Stuffed Squash Blossoms

Squash blossoms have a mild squash flavor when cooked.

Filling Ingredients:

1/2 cup Ricotta Cheese

1/2 tablespoon chopped mint

1/4 teaspoon lemon zest

salt & pepper to taste

 

Shell:

12 oz chilled pilsner,  lager-style beer or club soda

6-10 squash blossoms

vegetable oil

1 1/4 cups all purpose flour

 

 

Directions for STUFFING

  • To fill about 8 flowers, combine ricotta, mint, and lemon zest in a bowl. Season with kosher salt and freshly ground black pepper.
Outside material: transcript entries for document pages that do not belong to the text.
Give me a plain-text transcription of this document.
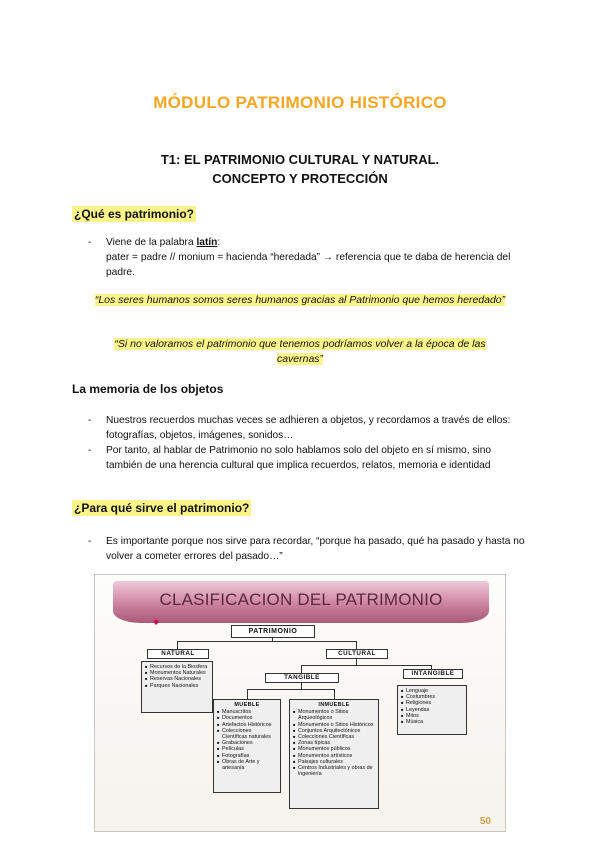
MÓDULO PATRIMONIO HISTÓRICO
T1: EL PATRIMONIO CULTURAL Y NATURAL.
CONCEPTO Y PROTECCIÓN
¿Qué es patrimonio?
- Viene de la palabra latín:
pater = padre // monium = hacienda “heredada” → referencia que te daba de herencia del padre.
“Los seres humanos somos seres humanos gracias al Patrimonio que hemos heredado”
“Si no valoramos el patrimonio que tenemos podríamos volver a la época de las cavernas”
La memoria de los objetos
- Nuestros recuerdos muchas veces se adhieren a objetos, y recordamos a través de ellos: fotografías, objetos, imágenes, sonidos…
- Por tanto, al hablar de Patrimonio no solo hablamos solo del objeto en sí mismo, sino también de una herencia cultural que implica recuerdos, relatos, memoria e identidad
¿Para qué sirve el patrimonio?
- Es importante porque nos sirve para recordar, “porque ha pasado, qué ha pasado y hasta no volver a cometer errores del pasado…”
CLASIFICACION DEL PATRIMONIO
◆
PATRIMONIO
NATURAL	CULTURAL
TANGIBLE
INTANGIBLE
■ Recursos de la Biosfera
■ Monumentos Naturales
■ Reservas Nacionales
■ Parques Nacionales
MUEBLE
■ Manuscritos
■ Documentos
■ Artefactos Históricos
■ Colecciones Científicas naturales
■ Grabaciones
■ Películas
■ Fotografías
■ Obras de Arte y artesanía
INMUEBLE
■ Monumentos o Sitios Arqueológicos
■ Monumentos o Sitios Históricos
■ Conjuntos Arquitectónicos
■ Colecciones Científicas
■ Zonas típicas
■ Monumentos públicos
■ Monumentos artísticos
■ Paisajes culturales
■ Centros Industriales y obras de ingeniería
■ Lenguaje
■ Costumbres
■ Religiones
■ Leyendas
■ Mitos
■ Música
50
Using a small spoon, fill each blossom with about 1 Tbsp. ricotta mixture.

Directions for  BLOSSOMS

  • In a large pot, heat about 2″ oil over medium heat until a deep-fry thermometer reads 350°. Combine flour and salt in a medium bowl, then whisk in beer until almost smooth (some small lumps are welcome—don’t overwhisk or you’ll deflate the batter). One by one, dredge the blossoms in batter, shaking off the excess; gently lay them in the oil, without crowding the pan. Cook, flipping once with a slotted spoon, until golden brown, 2-3 minutes total. Transfer to paper towels to drain. Sprinkle with sea salt and devour while hot.